Une semaine après le commencement de cette réflexion, mon père nous réunît un soir assez solennellement dans le salon pour nous annoncer que, désormais, notre famille n’avait plus d’autre choix que de partir. Dès qu’il prononça ce mot – assez mystérieux en définitive et rempli d’inconnu, « partir », j’imaginai immédiatement dans ma petite tête les conséquences de ce prochain événement. Quitter Paris, la Madeleine où ma sœur et moi-même avions cultivé nos premiers souvenirs d’enfant, les Tuileries où nous nous promenions le dimanche et où j’avais pour habitude de faire du tricycle entre les allées (en prenant soin d’écraser les pieds des passants) ; dire au revoir – puisqu’on ne dit jamais adieu – à nos amis, au frère de ma mère et à ma tante qui nous rendaient régulièrement visite et que nous ne verrions plus qu’en de très rares occasions, à présent. Tirer un trait d’un seul coup sur cette tranche de vie.

Et sur cette histoire inattendue, sur cette expédition improvisée, ma mère n’eut pas son mot à dire. Ce n’est pas qu’elle était de nature obéissante ou soumise comme beaucoup de femmes devaient l’être à l’égard de leur époux, dans cette époque où le système patriarcal conservait quelques dignes représentants, mais je crois que par souci de préserver notre cellule familiale, elle préférait garder le silence, et octroyer à mon père le droit de prendre des décisions un peu folles engageant l’avenir de cinq personnes, plutôt que chercher le conflit avec lui, jusqu’à une fatale rupture (dont elle craignait les conséquences sur notre psychologie d’enfants).

***

L’autre raison qui poussa mon père à envisager ce déménagement à Monaco, outre le fait qu’il n’avait plus d’activité à Paris et qu’il se trouvait en quelque sorte forcé de chercher un ailleurs, était que ses propres parents y résidaient depuis une cinquantaine d’années, et que lui-même était né dans cette ville-état quelques décennies auparavant, y avait vécu son enfance ainsi qu’une partie de sa vie d’adulte, en compagnie de sa première épouse, Jacqueline, née de La Faye de Guerre, descendante directe de Louis XIV (selon ses dires). Il pensait aussi – et sans doute en cela n’avait-il pas tort – qu’il lui serait plus facile de reprendre un travail dans un endroit où il avait des connaissances et des connexions, où il pourrait solliciter l’aide et l’entregent de vieux copains qu’il n’avait pas complètement perdu, en dépit du temps et de la distance. D’ailleurs, son calcul ne devait pas être si mauvais puisque la veille de notre départ, Jacques Prot, un de ses amis d’enfance, lui proposa de gérer avec lui Plexi Monte-Carlo, une affaire d’import-export de plexiglas, basée à la fois à Monaco et au Liechtenstein – dans un souci évident de transparence fiscale.

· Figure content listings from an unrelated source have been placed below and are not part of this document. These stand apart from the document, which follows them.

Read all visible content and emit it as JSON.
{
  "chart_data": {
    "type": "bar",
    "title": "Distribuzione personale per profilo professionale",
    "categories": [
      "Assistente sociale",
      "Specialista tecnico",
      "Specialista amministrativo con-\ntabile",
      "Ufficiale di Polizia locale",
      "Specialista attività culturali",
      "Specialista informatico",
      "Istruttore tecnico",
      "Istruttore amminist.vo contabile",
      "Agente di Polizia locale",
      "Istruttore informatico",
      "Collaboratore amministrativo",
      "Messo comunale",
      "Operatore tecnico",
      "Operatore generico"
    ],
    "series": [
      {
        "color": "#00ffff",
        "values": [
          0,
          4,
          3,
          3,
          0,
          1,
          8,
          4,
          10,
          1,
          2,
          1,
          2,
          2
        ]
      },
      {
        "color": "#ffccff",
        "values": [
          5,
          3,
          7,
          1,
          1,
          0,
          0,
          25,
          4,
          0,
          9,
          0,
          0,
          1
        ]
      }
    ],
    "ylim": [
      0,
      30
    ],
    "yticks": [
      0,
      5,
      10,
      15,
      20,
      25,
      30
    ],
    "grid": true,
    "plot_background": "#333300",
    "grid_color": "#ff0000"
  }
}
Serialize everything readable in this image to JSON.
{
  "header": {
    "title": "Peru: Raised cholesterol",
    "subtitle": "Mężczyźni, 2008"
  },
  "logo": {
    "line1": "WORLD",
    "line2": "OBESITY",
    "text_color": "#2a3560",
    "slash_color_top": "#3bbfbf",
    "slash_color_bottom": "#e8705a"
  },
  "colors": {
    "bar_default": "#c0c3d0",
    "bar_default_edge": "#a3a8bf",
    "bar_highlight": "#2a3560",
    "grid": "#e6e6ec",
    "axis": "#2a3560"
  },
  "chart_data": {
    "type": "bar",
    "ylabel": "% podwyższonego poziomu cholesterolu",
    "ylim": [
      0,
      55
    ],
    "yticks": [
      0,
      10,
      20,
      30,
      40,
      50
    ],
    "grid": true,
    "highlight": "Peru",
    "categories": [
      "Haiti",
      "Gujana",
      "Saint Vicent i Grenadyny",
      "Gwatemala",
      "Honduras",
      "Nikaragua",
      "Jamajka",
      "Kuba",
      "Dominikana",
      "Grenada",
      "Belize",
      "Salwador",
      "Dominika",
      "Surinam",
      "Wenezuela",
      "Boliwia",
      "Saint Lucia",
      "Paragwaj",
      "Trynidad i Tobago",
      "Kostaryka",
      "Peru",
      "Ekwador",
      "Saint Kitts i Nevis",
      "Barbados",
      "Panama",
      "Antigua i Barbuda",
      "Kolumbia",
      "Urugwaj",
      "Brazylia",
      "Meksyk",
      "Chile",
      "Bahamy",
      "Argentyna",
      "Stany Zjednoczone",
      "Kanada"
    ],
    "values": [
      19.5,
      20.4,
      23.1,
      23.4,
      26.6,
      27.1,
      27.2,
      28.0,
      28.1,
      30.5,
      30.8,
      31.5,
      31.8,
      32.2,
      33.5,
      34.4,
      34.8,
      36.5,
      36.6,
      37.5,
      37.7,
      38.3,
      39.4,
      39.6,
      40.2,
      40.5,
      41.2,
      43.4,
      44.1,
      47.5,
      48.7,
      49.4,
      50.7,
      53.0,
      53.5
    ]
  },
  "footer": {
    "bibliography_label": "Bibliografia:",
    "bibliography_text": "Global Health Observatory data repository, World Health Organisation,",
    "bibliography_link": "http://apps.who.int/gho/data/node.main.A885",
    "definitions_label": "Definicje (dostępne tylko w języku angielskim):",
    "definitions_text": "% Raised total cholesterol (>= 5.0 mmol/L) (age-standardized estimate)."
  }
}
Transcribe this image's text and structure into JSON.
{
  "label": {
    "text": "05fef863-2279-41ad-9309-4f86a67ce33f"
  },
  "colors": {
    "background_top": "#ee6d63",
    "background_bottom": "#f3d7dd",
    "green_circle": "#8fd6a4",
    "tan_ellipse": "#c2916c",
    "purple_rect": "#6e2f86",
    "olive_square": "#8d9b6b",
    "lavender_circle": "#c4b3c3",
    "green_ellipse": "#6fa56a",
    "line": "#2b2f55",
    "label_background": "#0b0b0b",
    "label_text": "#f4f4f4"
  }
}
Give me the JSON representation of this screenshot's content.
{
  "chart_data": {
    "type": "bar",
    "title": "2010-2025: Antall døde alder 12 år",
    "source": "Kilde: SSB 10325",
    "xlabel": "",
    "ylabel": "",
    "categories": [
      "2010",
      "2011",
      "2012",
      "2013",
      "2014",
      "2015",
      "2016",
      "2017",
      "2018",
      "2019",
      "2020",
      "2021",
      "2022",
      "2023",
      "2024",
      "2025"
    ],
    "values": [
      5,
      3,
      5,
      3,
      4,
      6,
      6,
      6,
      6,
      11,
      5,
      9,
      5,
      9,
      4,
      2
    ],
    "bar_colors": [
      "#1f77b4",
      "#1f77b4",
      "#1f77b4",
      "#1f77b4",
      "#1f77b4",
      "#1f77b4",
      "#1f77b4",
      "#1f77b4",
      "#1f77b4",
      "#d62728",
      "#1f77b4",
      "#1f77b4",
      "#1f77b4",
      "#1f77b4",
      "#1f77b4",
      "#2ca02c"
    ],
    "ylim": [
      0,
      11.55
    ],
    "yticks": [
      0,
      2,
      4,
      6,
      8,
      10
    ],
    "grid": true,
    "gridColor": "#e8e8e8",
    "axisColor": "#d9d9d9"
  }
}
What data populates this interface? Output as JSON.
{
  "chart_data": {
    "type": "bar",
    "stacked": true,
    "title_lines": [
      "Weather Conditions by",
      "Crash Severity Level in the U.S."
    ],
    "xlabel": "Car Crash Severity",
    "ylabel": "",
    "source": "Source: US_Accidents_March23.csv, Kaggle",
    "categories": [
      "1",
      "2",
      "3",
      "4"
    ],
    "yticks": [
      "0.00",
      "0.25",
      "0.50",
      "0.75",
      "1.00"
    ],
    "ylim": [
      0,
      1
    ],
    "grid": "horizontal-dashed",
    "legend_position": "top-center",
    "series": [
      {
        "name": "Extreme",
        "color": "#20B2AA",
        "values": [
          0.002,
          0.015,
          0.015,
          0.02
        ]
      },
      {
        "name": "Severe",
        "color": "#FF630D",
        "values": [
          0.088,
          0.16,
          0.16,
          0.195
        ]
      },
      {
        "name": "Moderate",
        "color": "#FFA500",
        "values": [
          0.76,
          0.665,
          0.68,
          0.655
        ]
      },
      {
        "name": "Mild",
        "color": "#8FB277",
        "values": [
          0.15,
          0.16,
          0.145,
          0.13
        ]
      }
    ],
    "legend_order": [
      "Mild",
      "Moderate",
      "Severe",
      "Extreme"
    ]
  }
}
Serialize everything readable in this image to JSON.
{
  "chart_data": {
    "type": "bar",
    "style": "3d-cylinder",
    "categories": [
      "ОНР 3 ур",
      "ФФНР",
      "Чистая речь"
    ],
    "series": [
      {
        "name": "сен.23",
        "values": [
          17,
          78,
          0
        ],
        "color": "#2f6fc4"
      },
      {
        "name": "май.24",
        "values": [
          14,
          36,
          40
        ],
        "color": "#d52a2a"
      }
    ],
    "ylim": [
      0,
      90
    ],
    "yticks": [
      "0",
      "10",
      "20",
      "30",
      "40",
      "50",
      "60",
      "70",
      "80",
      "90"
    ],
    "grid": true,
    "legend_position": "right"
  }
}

Ainsi, papa, puisque c’est ainsi qu’il faut l’appeler, eut toute liberté d’organiser ce déménagement de Paris à Monaco, avec pour délai une seule petite semaine et pour budget quelques centaines de francs prêtés par son père en catastrophe. Nous quittions à la va-vite et complètement désargentés une ville aisée pour une autre ville bien plus riche encore et dont le niveau de vie illimité – hors de notre portée cela va sans dire –, paracheva la déchéance économique de notre famille.